Por otra parte, el escepticismo generalizado, la relativización de la tradición o la levedad de su bagaje histórico no dejan de tener consecuencias no deseadas en una sociedad. Desde luego, a mi no deja de llamarme la atención que se valore con tanto entusiasmo el pensamiento crítico que, se supone, instigan las universidades americanas, las mismas que inventaron la corrección política y en las que, ahora, se penaliza la disidencia respecto al consenso sobre la diversidad, se ofrecen “espacios seguros” para los estudiantes que se vean contrariados en sus opiniones, y se incluyen “advertencias” sobre el contenido potencialmente traumático de obras tan traumatizantes como las de… ¡Kant!
El escepticismo generalizado, la relativización de la tradición o la levedad de su bagaje histórico no dejan de tener consecuencias no deseadas en una sociedad.

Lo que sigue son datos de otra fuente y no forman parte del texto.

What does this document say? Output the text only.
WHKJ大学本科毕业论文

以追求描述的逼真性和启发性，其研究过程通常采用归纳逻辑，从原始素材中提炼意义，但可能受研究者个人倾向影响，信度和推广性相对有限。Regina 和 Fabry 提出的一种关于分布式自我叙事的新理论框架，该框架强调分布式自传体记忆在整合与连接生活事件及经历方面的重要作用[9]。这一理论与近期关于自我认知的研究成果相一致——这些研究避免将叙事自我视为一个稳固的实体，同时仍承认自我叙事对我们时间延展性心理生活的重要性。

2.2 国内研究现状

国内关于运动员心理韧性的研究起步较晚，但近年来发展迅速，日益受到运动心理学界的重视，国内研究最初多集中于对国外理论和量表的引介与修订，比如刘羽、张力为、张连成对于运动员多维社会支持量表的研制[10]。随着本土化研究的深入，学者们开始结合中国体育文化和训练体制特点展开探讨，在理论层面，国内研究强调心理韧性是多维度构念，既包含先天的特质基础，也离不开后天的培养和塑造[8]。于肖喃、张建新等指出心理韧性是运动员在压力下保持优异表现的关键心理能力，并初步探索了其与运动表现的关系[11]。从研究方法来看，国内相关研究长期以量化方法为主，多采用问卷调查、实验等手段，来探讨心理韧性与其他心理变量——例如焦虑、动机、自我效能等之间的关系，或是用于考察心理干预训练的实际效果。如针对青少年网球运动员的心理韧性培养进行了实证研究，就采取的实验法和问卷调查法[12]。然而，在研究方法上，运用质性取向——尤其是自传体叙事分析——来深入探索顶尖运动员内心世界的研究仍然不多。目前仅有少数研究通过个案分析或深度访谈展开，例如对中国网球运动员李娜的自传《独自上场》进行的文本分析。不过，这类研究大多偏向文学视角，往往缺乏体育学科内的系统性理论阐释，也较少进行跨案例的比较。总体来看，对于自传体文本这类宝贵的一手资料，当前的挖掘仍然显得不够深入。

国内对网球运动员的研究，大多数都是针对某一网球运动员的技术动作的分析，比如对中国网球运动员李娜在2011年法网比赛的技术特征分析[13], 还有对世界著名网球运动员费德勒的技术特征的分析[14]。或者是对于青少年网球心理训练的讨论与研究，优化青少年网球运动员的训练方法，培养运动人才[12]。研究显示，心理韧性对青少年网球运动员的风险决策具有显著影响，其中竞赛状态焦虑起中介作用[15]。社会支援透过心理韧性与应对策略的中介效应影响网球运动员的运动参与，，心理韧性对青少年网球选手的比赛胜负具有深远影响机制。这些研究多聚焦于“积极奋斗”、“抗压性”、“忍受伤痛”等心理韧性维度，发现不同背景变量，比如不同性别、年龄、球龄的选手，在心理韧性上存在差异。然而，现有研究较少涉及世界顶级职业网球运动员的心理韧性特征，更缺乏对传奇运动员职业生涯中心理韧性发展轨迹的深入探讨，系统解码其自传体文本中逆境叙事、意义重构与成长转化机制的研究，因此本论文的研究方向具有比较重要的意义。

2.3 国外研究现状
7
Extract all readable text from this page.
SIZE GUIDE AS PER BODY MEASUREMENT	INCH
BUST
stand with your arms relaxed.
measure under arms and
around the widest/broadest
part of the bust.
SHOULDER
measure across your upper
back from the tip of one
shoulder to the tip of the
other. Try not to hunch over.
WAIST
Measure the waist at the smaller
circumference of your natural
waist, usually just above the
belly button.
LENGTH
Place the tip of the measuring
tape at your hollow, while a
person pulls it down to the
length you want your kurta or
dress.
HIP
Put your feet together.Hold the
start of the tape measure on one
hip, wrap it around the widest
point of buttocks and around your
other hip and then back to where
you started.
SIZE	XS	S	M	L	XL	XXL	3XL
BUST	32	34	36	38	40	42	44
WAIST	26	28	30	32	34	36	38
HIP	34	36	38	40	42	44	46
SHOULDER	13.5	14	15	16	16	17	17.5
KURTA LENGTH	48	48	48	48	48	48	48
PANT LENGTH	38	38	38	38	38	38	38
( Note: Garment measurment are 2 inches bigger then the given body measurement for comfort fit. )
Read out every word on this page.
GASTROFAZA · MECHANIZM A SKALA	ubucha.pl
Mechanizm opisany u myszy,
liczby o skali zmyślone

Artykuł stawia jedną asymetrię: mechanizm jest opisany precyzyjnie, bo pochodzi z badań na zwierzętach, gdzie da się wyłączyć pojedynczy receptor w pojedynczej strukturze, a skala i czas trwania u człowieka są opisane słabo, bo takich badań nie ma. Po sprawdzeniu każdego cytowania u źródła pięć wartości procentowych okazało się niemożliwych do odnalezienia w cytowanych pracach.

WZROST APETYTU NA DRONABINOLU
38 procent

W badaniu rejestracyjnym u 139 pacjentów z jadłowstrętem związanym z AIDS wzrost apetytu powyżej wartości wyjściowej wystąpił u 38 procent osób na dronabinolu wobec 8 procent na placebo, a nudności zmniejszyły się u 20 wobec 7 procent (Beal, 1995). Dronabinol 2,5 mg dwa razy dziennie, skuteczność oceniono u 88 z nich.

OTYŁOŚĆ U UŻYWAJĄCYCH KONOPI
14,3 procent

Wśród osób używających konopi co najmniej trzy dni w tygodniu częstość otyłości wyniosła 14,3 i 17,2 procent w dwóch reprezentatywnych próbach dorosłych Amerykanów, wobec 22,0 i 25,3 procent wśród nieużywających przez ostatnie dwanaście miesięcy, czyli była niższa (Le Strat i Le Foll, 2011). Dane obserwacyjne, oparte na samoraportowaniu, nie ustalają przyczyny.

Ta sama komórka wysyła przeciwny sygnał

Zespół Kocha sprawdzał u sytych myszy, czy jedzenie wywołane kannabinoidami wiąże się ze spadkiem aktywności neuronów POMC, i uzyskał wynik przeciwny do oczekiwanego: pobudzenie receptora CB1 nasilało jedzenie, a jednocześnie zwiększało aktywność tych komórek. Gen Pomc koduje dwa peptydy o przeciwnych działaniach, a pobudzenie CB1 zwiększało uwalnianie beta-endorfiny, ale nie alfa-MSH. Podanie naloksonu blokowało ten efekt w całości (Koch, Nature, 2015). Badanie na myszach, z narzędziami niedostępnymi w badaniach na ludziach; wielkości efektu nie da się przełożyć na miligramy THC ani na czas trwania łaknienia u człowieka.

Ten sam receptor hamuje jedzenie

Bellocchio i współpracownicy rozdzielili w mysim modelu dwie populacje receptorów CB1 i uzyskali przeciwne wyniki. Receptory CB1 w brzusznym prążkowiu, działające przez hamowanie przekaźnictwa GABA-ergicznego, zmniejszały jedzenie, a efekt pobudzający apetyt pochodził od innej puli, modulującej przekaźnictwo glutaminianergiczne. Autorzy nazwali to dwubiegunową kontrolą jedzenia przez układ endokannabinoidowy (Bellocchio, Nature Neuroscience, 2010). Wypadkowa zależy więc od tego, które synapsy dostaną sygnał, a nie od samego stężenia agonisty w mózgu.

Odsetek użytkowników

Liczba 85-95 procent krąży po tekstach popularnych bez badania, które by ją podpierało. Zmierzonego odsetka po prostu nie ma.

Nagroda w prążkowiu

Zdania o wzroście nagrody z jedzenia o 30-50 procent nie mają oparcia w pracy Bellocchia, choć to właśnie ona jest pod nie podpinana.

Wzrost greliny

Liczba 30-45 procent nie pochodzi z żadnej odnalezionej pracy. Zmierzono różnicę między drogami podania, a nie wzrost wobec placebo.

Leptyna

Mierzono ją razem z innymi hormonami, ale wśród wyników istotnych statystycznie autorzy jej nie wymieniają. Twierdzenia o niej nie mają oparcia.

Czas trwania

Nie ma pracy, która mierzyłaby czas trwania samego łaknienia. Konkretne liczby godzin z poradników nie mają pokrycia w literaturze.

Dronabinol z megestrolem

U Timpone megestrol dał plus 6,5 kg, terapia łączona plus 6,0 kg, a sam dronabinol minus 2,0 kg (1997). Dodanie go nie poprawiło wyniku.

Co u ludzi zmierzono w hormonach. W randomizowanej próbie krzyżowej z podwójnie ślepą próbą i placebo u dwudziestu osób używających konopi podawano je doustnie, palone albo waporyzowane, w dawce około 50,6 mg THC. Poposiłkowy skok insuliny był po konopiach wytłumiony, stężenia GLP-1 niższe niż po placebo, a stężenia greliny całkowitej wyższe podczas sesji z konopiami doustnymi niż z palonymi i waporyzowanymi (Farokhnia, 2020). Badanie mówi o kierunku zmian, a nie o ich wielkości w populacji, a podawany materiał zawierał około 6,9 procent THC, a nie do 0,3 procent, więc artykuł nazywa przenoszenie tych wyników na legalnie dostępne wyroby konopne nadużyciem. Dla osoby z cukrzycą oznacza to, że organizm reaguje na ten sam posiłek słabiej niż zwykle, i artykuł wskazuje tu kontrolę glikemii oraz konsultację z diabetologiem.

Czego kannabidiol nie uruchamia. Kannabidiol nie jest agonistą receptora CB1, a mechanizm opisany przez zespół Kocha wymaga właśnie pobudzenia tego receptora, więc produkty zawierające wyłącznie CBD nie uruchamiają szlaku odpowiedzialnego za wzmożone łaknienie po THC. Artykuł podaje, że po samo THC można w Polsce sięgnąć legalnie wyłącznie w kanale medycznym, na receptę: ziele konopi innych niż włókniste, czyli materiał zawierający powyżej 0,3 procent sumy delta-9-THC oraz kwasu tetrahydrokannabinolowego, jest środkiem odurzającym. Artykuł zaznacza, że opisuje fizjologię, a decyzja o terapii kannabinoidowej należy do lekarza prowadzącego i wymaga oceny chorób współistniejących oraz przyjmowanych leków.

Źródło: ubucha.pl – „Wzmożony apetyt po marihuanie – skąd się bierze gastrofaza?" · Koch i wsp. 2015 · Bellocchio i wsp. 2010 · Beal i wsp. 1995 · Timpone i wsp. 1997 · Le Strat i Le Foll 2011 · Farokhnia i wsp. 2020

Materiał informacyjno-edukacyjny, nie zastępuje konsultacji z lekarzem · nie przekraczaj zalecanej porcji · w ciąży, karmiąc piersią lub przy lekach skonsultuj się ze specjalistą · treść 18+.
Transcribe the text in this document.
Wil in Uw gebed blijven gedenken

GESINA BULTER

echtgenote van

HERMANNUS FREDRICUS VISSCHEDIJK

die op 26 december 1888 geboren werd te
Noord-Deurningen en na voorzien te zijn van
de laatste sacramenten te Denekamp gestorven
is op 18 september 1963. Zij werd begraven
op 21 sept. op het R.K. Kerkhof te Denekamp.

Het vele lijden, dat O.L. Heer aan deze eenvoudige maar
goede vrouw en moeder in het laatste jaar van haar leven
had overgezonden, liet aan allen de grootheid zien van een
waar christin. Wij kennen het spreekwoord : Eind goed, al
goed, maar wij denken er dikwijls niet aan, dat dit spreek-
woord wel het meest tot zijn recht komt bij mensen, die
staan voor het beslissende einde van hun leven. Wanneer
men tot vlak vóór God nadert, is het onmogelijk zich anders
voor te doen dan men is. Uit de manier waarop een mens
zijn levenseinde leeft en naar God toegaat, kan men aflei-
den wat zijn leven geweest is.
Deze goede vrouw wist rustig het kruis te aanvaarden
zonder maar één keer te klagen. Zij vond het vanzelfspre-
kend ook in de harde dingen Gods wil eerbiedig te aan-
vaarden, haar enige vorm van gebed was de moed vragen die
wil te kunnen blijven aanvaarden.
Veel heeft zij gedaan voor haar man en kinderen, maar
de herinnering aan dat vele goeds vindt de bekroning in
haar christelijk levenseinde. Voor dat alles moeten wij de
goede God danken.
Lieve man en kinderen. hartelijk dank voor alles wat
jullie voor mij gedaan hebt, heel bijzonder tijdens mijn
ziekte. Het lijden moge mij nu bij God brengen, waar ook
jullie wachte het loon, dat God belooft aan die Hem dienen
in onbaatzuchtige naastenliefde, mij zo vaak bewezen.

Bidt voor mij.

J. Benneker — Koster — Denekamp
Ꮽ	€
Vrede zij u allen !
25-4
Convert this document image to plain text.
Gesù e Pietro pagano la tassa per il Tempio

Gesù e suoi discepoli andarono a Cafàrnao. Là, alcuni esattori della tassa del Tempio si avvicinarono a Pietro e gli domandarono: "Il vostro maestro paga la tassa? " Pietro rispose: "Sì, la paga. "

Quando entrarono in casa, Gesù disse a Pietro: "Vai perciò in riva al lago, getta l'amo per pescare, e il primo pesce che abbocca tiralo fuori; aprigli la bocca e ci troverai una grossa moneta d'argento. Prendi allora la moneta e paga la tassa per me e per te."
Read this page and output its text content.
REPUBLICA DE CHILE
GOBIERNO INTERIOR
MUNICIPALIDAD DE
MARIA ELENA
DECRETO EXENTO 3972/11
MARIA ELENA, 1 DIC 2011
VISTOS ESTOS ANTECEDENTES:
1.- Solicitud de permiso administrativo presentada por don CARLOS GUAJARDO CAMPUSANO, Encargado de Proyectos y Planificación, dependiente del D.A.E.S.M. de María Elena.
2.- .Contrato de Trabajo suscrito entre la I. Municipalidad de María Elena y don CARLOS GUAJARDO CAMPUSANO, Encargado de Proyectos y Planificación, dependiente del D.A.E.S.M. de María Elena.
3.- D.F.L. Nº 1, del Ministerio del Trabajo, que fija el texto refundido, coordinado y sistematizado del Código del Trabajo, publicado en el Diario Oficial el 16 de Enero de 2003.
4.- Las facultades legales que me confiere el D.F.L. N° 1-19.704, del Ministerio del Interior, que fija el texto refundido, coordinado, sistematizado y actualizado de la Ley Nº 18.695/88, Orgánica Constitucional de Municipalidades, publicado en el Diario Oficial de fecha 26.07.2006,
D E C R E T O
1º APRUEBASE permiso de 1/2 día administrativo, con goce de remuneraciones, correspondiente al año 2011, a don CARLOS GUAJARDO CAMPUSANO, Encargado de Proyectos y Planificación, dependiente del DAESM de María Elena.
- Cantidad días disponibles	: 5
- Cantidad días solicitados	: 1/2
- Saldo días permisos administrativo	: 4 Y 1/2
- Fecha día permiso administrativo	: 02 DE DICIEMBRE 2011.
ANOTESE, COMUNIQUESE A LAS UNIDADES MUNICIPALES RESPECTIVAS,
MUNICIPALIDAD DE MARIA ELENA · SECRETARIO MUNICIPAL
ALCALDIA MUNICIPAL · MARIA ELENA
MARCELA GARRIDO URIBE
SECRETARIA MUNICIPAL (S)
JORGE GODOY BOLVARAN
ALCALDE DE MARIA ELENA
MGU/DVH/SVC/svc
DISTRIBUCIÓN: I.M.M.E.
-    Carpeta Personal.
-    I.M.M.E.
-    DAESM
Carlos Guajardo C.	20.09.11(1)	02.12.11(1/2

Además, la exaltación del pensamiento crítico per se no deja de tener sus ingenuidades y, a veces, su programa oculto, pues siempre habrá zonas de la doxa dominante o epocal que no sea tan sencillo criticar. Está muy bien que se pida a un estudiante que analice si las relaciones entre los géneros en Alemania de 1890 a 1945 se caracterizaron por la continuidad o por el cambio. Pero ¿qué ocurriría si ese mismo estudiante, en su respuesta, pusiera en cuestión el marco desde el cual se hace la pregunta (en este caso, la teoría de género)? ¿Saldría indemne?
Afortunadamente, las Humanidades son mucho más que pensamiento crítico en su modalidad racionalista y disolvente. Son, o pueden ser, un ejercicio de autoexamen, un recurso para la búsqueda de sentido y un método para ocuparse de los problemas de los hombres, en feliz expresión de John Dewey. No está de más mirar lo que hacen en Oxford, la Sorbona, Yale o en Heidelberg, pero el reto y la responsabilidad que tenemos empieza por entender la sabiduría de nuestros antepasados, apreciar su legado y, por supuesto, discutirlo a la altura de nuestro tiempo. No sólo es que no quepa una mejor defensa de la memoria. Es que, por mucho que queramos, en la Universidad no cabe otro uso de la memoria que no pase por armonizar pasado y presente. Lo cual es, si me lo permiten, otra forma de decir que la preocupación intelectual originaria de la Universidad —la búsqueda de la armonía entre la fe y la razón— sigue siendo tan actual como inextirpable de nuestros quehaceres.
Las Humanidades son, o pueden ser, un ejercicio de autoexamen, un recurso para la búsqueda de sentido y un método para ocuparse de los problemas de los hombres.